StrategyDec 26, 202513 min read

The New Customer Acquisition Funnel: From Intent to Agent to Order

The marketing funnel that brand teams have used for two decades was built around human-driven behavior. In agentic commerce, most of that active behavior is no longer done by the human.

The New Customer Acquisition Funnel: From Intent to Agent to Order

The marketing funnel that brand teams have used for two decades — awareness, consideration, conversion, loyalty — was built around human-driven behavior. A person sees an ad. They visit a website. They add to cart. They check out.

That model assumed the human was the active agent at every stage. In agentic commerce, most of that active behavior is no longer done by the human. An AI agent does it.

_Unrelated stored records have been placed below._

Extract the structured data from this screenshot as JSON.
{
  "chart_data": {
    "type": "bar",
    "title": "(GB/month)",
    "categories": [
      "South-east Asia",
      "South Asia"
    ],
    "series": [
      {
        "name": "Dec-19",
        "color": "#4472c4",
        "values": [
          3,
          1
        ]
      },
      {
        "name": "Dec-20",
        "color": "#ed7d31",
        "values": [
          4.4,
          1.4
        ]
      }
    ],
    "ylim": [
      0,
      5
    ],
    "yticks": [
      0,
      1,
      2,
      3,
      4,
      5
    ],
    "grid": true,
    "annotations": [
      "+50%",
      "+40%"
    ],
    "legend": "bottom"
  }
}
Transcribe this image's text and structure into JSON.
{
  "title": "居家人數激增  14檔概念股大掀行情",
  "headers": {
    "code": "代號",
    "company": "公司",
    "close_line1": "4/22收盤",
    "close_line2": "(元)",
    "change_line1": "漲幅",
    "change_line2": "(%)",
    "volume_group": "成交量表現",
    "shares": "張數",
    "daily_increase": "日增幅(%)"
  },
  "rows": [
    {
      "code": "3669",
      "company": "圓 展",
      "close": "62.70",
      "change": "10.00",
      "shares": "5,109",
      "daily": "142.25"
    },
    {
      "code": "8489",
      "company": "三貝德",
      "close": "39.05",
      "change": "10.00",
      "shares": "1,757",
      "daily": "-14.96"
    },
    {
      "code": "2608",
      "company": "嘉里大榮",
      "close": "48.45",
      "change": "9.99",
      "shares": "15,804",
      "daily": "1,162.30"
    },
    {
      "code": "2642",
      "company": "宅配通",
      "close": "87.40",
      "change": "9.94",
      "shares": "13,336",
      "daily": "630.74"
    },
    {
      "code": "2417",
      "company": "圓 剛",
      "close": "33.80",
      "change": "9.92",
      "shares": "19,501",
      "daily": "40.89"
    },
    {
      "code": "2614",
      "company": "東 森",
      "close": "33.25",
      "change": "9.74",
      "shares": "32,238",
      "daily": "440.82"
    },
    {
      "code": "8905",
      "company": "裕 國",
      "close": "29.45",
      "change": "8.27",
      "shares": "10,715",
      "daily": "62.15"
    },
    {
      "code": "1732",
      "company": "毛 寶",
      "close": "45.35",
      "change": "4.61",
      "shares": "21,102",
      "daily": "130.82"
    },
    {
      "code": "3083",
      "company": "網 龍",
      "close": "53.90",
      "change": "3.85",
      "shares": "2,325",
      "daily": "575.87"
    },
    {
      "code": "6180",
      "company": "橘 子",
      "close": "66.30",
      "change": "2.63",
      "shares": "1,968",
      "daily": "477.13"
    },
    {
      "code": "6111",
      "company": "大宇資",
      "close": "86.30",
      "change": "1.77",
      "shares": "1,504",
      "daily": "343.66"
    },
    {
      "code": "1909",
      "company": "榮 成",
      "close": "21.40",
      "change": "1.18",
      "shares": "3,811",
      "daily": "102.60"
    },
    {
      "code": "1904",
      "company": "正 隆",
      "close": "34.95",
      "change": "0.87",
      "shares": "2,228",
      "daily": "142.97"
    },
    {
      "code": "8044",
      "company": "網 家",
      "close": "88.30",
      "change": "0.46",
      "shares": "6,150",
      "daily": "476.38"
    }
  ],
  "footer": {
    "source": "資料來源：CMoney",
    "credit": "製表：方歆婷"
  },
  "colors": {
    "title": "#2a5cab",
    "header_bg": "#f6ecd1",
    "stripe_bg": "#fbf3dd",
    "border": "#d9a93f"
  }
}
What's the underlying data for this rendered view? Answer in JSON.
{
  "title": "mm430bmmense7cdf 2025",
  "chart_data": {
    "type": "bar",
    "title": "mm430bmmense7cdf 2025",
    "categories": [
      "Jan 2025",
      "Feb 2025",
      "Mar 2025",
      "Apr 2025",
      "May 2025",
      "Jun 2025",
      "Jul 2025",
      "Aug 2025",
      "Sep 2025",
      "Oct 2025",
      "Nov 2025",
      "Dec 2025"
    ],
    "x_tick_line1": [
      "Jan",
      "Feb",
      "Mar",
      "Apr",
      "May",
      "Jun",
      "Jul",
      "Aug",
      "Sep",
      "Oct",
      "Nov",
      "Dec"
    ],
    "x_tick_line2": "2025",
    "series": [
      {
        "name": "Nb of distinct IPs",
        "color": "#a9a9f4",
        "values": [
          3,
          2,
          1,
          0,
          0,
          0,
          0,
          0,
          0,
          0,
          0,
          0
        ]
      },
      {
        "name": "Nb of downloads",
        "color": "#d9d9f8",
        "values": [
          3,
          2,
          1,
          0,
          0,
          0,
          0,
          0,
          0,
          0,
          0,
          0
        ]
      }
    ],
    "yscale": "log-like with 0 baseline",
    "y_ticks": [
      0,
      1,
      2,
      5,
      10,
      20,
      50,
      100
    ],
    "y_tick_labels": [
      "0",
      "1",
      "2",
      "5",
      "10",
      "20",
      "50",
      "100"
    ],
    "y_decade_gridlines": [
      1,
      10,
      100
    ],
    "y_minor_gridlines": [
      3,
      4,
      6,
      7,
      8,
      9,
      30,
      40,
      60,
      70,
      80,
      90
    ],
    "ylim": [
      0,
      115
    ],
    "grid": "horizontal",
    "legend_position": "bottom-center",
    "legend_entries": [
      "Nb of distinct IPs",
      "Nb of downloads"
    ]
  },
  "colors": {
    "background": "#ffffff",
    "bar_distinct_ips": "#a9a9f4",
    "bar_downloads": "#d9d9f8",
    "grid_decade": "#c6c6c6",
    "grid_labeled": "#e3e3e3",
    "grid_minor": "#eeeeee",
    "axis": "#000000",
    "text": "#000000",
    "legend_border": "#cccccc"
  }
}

The agentic purchase funnel: four stages

Stage 1: Intent formation. The journey begins when a user forms an intent and delegates it to an AI agent. The user's phrasing at this stage is the most important input in the entire funnel — and brands don't hear it.

Stage 2: Agent retrieval and evaluation. The agent retrieves candidate products from sources it can query. This stage is entirely invisible to the brand. There is no impression, no session, no scroll depth.

Stage 3: Agent recommendation. The agent narrows its shortlist to a recommendation set — typically one to three products — and presents it to the user. This is the first moment of brand visibility.

Stage 4: Purchase. If the user accepts the recommendation, the purchase completes.

What this means for CAC and attribution

Customer acquisition cost in the agentic funnel is structurally different from CAC in performance marketing. There's no cost-per-click, no bid, no impression. The "cost" is the investment in product data quality and content, amortized across every query those products match.

The CAC for the first agentic order is relatively high (content investment, onboarding). The marginal CAC for each subsequent order driven by the same listing approaches zero.